From the Director
I have been trying to track down the source of this quotation: “The first prerequisite for education is a willingness to sacrifice your prejudice on the altar of your spiritual growth.”
If I want to avoid prejudice, myself, maybe I should not concentrate on who said it, but on the thought content. It is an interesting quote in several ways. For one thing, whether it was written recently or decades ago, I think it is saying something important for our situation in contemporary American society. It seems that in many areas of our lives these days it is a rare person who has the willingness to sacrifice his or her prejudices on any “altar.”
Advertisers seek to influence young people’s choices so that they will form the habit of buying a particular brand, building a brand loyalty to Dial soap or whatever. This leads me to a wonderful quotation from Thomas Merton, “The greatest need of our time is to clean out the enormous mass of mental and emotional rubbish that clutters our minds.” How do people decide what to believe in?
Keep searching for the good, the true, the beautiful.
Years ago, when I was on mission in Japan, I remember one of our priests talking about the Japanese approach to truth. “It is what they feel,’ he said, “and that is what they will follow.”
I think the same is truer on this side of the Pacific than we might care to admit. Our feelings have more power over our decisions than the clearest, coldest logic.
November is the month for elections in this country. This year is what is called an “off year.” Nonetheless the campaigning for the election twelve months from now has already been in motion for some time. Much is being said. Is anyone really listening? Perhaps this is an area where sacrificing our prejudices for something truer could be a way to rethink our choices.
In the religious sphere, it is often the restless spirits, the seekers, the tortured souls, like St. Augustine or Thomas Merton, who are honestly searching and searching for answers to life’s mysteries and age-old religious questions.

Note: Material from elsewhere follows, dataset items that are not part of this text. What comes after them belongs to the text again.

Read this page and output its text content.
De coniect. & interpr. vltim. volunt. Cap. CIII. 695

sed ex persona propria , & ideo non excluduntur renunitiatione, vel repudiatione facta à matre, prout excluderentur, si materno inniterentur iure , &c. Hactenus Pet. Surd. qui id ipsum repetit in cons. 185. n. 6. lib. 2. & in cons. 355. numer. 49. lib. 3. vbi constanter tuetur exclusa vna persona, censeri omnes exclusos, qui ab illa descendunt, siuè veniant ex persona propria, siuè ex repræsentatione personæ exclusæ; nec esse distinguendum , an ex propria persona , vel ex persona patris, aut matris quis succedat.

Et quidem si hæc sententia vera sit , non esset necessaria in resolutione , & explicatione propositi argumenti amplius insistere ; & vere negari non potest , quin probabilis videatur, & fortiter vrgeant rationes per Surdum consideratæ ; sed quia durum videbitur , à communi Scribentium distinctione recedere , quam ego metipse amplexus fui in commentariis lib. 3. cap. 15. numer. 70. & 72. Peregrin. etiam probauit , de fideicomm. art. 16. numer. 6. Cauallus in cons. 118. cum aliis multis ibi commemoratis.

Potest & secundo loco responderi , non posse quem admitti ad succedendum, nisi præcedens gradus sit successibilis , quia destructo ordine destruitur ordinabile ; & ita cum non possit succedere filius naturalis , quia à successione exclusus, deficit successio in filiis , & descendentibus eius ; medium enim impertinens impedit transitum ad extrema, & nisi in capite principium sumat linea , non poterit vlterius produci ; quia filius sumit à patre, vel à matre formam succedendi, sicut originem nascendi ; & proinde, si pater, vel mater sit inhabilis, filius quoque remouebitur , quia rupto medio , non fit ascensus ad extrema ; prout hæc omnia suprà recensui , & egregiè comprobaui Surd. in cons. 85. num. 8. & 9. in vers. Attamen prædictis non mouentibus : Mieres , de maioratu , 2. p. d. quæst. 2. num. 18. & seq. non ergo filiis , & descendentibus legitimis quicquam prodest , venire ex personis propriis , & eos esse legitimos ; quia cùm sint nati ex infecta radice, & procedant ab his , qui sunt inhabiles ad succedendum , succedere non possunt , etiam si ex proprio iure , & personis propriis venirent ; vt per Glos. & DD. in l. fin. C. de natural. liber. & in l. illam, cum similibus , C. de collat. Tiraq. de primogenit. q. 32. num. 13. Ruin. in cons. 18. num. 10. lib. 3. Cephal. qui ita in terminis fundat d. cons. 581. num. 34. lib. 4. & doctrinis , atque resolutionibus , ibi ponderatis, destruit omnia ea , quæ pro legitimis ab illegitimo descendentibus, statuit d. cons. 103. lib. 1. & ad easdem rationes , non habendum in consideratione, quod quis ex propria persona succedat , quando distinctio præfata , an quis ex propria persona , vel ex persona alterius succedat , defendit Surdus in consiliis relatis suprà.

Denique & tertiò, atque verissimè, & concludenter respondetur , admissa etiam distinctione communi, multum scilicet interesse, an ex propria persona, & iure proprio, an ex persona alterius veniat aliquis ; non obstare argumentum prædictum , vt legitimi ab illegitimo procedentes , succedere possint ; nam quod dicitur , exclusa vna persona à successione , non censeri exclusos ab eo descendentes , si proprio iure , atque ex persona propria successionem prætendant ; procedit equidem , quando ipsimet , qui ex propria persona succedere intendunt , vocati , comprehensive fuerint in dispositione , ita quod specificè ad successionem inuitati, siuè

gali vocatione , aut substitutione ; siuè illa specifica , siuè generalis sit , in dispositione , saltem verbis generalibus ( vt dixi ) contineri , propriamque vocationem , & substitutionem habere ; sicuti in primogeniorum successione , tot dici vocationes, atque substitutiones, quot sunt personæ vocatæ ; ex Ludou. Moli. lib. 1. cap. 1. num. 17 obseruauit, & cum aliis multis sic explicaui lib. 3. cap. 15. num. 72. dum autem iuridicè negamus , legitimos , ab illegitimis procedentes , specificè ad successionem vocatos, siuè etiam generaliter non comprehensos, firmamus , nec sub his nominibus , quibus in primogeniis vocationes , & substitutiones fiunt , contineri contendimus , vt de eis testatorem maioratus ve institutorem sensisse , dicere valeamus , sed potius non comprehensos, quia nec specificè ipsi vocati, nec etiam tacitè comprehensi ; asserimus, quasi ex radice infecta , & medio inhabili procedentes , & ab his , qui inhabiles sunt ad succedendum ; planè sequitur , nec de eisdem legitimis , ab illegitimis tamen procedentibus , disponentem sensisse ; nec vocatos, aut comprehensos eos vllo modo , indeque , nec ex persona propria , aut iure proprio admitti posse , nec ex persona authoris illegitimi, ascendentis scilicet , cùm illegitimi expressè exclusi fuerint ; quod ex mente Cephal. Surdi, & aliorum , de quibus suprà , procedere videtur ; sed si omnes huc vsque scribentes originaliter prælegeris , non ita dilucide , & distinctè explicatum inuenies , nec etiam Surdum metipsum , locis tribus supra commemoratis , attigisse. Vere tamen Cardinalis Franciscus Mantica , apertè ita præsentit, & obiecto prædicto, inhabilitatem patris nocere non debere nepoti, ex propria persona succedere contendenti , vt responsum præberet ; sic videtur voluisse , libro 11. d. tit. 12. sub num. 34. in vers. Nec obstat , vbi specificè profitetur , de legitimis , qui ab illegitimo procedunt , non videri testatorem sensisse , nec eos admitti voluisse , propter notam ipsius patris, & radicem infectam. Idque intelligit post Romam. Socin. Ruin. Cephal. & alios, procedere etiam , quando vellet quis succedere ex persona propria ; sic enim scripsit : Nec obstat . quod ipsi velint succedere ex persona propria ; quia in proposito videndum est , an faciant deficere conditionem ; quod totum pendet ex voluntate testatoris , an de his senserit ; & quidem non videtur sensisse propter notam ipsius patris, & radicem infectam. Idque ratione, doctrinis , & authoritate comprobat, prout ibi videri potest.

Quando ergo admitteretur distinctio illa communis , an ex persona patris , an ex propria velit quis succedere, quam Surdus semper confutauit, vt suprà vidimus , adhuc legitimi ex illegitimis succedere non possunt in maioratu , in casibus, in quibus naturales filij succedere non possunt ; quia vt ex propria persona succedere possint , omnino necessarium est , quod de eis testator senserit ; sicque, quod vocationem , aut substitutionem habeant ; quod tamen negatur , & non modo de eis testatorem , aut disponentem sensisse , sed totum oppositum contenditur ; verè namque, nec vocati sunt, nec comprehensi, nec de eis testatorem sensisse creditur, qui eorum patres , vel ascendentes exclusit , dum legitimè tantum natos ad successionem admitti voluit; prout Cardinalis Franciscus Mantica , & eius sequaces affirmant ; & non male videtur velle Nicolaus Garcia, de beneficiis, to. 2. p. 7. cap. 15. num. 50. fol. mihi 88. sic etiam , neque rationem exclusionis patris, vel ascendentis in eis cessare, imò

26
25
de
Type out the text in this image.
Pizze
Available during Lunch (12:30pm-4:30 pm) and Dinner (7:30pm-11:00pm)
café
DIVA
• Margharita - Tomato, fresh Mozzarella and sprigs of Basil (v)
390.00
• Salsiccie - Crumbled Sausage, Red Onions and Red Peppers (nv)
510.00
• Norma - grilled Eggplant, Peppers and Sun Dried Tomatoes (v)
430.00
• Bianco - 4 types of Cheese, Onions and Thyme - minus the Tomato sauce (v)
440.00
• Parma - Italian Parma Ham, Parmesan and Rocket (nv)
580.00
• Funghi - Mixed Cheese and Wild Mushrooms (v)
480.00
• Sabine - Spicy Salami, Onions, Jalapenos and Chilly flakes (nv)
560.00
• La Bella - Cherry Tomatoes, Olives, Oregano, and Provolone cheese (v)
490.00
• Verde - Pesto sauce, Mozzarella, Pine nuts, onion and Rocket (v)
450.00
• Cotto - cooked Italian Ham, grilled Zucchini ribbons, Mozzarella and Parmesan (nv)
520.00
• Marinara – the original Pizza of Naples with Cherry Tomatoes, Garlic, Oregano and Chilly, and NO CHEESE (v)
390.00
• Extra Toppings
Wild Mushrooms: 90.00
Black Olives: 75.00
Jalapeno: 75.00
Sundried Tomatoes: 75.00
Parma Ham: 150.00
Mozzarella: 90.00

St. Augustine certainly had such an inquiring mind that he could hardly understand people who took themselves for granted, “Men go abroad to wonder at the heights of mountains, at the huge waves of the sea, at the long courses of the rivers, at the vast compass of the ocean, at the circular motions of the stars, and they pass by themselves without wondering.”
Keep searching for the good, the true, the beautiful. Keep searching for God.